Data Recovery in DBMS: Restoring Data After Failures

Learn about the importance of data recovery in database management systems (DBMS). Explore different types of failures, including transaction failures and system crashes, and understand the techniques used to recover lost data and ensure data integrity.

DBMS - Data Recovery

Crash Recovery

A DBMS is a highly complex system that executes hundreds of transactions every second. The durability and robustness of a DBMS depend on its intricate architecture and the underlying hardware and system software. If the system fails or crashes amid transactions, it is expected to follow certain algorithms or techniques to recover lost data.

Failure Classification

To identify where the problem has occurred, failures can be categorized as follows:

Transaction Failure

A transaction is said to fail when it cannot execute or reaches a point from which it cannot progress further. This scenario, termed transaction failure, impacts only a few transactions or processes.

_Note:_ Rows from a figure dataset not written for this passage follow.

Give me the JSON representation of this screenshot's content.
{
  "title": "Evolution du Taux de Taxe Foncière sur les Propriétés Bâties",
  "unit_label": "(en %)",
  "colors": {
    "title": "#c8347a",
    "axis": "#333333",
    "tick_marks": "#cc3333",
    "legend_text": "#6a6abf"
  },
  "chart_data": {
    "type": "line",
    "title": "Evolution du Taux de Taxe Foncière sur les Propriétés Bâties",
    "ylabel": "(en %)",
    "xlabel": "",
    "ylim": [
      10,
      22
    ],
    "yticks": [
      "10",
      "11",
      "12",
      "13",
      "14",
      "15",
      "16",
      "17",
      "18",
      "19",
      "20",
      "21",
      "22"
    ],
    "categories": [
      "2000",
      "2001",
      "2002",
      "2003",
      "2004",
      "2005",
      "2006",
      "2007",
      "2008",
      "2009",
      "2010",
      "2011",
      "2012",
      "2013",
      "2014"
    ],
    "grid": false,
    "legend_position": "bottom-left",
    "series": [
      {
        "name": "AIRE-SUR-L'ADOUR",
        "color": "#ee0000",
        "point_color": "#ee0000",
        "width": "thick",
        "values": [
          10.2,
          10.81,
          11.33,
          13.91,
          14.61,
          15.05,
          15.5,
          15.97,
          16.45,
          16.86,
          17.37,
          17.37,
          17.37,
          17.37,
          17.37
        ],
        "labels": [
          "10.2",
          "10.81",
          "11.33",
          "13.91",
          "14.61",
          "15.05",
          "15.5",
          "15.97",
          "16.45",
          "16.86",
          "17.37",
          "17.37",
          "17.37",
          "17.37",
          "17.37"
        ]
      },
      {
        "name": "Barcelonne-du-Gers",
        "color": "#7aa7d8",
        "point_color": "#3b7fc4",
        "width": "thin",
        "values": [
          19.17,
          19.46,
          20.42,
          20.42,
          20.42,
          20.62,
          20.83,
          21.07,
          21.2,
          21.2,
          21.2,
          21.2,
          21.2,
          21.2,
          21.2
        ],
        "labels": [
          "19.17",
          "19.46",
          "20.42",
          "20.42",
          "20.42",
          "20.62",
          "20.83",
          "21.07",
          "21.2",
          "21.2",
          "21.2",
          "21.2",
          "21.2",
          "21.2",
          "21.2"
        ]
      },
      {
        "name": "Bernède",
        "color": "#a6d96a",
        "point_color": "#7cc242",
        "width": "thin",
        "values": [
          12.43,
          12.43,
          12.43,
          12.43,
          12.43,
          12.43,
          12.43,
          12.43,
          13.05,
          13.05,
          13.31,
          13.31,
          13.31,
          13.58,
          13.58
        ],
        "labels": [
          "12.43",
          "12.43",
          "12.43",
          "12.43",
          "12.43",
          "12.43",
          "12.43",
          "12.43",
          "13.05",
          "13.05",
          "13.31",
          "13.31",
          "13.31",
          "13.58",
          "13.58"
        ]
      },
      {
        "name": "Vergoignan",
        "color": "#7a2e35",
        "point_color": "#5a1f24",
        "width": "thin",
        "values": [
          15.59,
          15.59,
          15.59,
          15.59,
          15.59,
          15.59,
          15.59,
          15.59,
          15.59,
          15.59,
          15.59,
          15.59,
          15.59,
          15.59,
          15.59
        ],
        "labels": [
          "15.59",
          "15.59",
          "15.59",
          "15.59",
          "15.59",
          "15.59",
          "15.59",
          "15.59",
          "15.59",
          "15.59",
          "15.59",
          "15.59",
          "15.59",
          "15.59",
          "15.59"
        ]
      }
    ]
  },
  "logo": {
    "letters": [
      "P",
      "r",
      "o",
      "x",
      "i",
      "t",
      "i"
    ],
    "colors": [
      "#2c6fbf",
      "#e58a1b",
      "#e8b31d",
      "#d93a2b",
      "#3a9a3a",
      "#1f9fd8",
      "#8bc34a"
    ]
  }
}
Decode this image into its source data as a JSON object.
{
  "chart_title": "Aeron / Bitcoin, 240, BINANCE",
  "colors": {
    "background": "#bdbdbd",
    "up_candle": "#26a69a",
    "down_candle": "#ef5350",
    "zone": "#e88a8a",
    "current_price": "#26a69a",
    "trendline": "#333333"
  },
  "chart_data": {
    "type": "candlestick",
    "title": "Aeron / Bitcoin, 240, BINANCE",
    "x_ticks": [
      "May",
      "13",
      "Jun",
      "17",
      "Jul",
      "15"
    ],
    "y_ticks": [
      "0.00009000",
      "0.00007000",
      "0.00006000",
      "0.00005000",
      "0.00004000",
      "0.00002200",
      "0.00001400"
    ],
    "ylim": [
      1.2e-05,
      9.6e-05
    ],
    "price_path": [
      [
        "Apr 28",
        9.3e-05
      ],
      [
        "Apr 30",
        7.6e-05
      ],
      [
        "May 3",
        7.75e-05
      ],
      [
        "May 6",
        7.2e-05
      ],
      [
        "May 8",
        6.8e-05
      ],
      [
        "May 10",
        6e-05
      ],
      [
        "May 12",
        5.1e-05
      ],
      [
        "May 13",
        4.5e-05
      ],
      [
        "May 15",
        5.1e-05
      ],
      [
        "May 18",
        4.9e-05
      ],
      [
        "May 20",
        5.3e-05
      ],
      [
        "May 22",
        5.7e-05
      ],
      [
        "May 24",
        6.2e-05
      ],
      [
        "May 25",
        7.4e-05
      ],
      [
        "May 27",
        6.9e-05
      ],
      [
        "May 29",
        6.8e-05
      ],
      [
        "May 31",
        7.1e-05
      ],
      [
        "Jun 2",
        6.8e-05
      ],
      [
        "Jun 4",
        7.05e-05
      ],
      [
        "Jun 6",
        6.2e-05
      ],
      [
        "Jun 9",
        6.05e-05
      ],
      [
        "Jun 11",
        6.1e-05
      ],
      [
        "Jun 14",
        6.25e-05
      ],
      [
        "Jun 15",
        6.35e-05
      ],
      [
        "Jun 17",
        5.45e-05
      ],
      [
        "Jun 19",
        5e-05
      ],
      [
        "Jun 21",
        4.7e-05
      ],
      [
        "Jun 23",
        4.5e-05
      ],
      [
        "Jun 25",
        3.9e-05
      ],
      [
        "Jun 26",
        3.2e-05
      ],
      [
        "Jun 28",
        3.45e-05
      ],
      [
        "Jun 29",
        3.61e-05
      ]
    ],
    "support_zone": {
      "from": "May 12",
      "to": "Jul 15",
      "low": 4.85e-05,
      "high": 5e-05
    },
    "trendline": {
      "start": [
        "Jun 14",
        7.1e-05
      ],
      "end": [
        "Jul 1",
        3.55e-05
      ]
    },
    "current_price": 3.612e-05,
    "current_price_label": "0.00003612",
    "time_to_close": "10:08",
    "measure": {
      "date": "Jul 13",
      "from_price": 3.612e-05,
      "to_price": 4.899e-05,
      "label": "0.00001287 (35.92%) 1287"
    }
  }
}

Reasons for transaction failure may include:

Logical Errors: Occur when a transaction cannot complete due to code errors or internal error conditions.
System Errors: Arise when the database system terminates an active transaction because it cannot be executed or must stop due to some system condition, such as deadlocks or resource unavailability.

System Crash

External problems can lead to abrupt system stops and crashes. For example, power supply interruptions may cause hardware or software failures, including operating system errors.

Disk Failure

In the early days of technology, disk failures were a common problem, with hard disk drives or storage drives failing frequently. Disk failures can include:

Formation of bad sectors
Inaccessibility to the disk
Disk head crashes

Storage Structure

The storage system can be divided into two categories:

Volatile Storage

As the name suggests, volatile storage cannot survive system crashes. These storage devices are typically located very close to the CPU and are often embedded onto the chipset itself. Examples include main memory and cache memory, which are fast but can only store a limited amount of information.

Non-Volatile Storage

Non-volatile storage is designed to survive system crashes and generally has a large data storage capacity, albeit with slower access speeds. Examples include hard disks, magnetic tapes, flash memory, and battery-backed RAM.

Recovery and Atomicity

During a crash, multiple transactions may be in progress and various files may be open for modifying data items. Transactions consist of atomic operations, which according to the ACID properties of DBMS, must maintain atomicity. This means either all operations are executed, or none are.

Upon recovering from a crash, the DBMS should ensure the following:

Check the states of all transactions that were being executed.
If a transaction was in the middle of an operation, the DBMS must ensure the atomicity of that transaction.
Determine whether the transaction can be completed or needs to be rolled back.
Ensure that no transactions leave the DBMS in an inconsistent state.

Two techniques can assist a DBMS in recovering while maintaining the atomicity of transactions:

Maintaining logs of each transaction and writing them onto stable storage before modifying the database.
Utilizing shadow paging, where changes are made in volatile memory before updating the actual database.

Log-based Recovery

A log is a sequence of records that maintains the actions performed by a transaction. It is crucial that logs are written prior to actual modifications and stored on stable, failsafe media.

Log-based recovery operates as follows:

The log file is kept on stable storage media.
When a transaction starts execution, it writes a log entry, such as <Tn, Start>.
When the transaction modifies an item X, it logs: <Tn, X, V1, V2>, indicating that Tn has changed the value of X from V1 to V2.
Upon transaction completion, it logs: <Tn, commit>.

The database can be modified through two approaches:

Deferred Database Modification: All logs are written to stable storage, and the database is updated when the transaction commits.
Immediate Database Modification: Each log entry is followed by an actual database modification, meaning the database is updated immediately after every operation.

Recovery with Concurrent Transactions

When multiple transactions are executed in parallel, their logs become interleaved. During recovery, it can be challenging for the recovery system to backtrack all logs. To address this, most modern DBMS utilize the concept of "checkpoints."

Checkpoint

Maintaining logs in real-time can consume all available memory space. Over time, log files may grow too large to manage effectively. A checkpoint is a mechanism that removes previous logs from the system and stores them permanently on a storage disk. It indicates a point before which the DBMS was in a consistent state, with all transactions committed.

Recovery Process

When a system with concurrent transactions crashes and recovers, the recovery process behaves as follows:

The recovery system reads the logs backward from the end to the last checkpoint.
It maintains two lists: an undo-list and a redo-list.
If the recovery system encounters a log entry <Tn, Start> followed by <Tn, Commit> or just <Tn, Commit>, it adds the transaction to the redo-list.
If it sees a log with <Tn, Start> but no commit or abort log, it places the transaction in the undo-list.

All transactions in the undo-list are undone, and their logs are removed. Conversely, all transactions in the redo-list are redone before their logs are saved.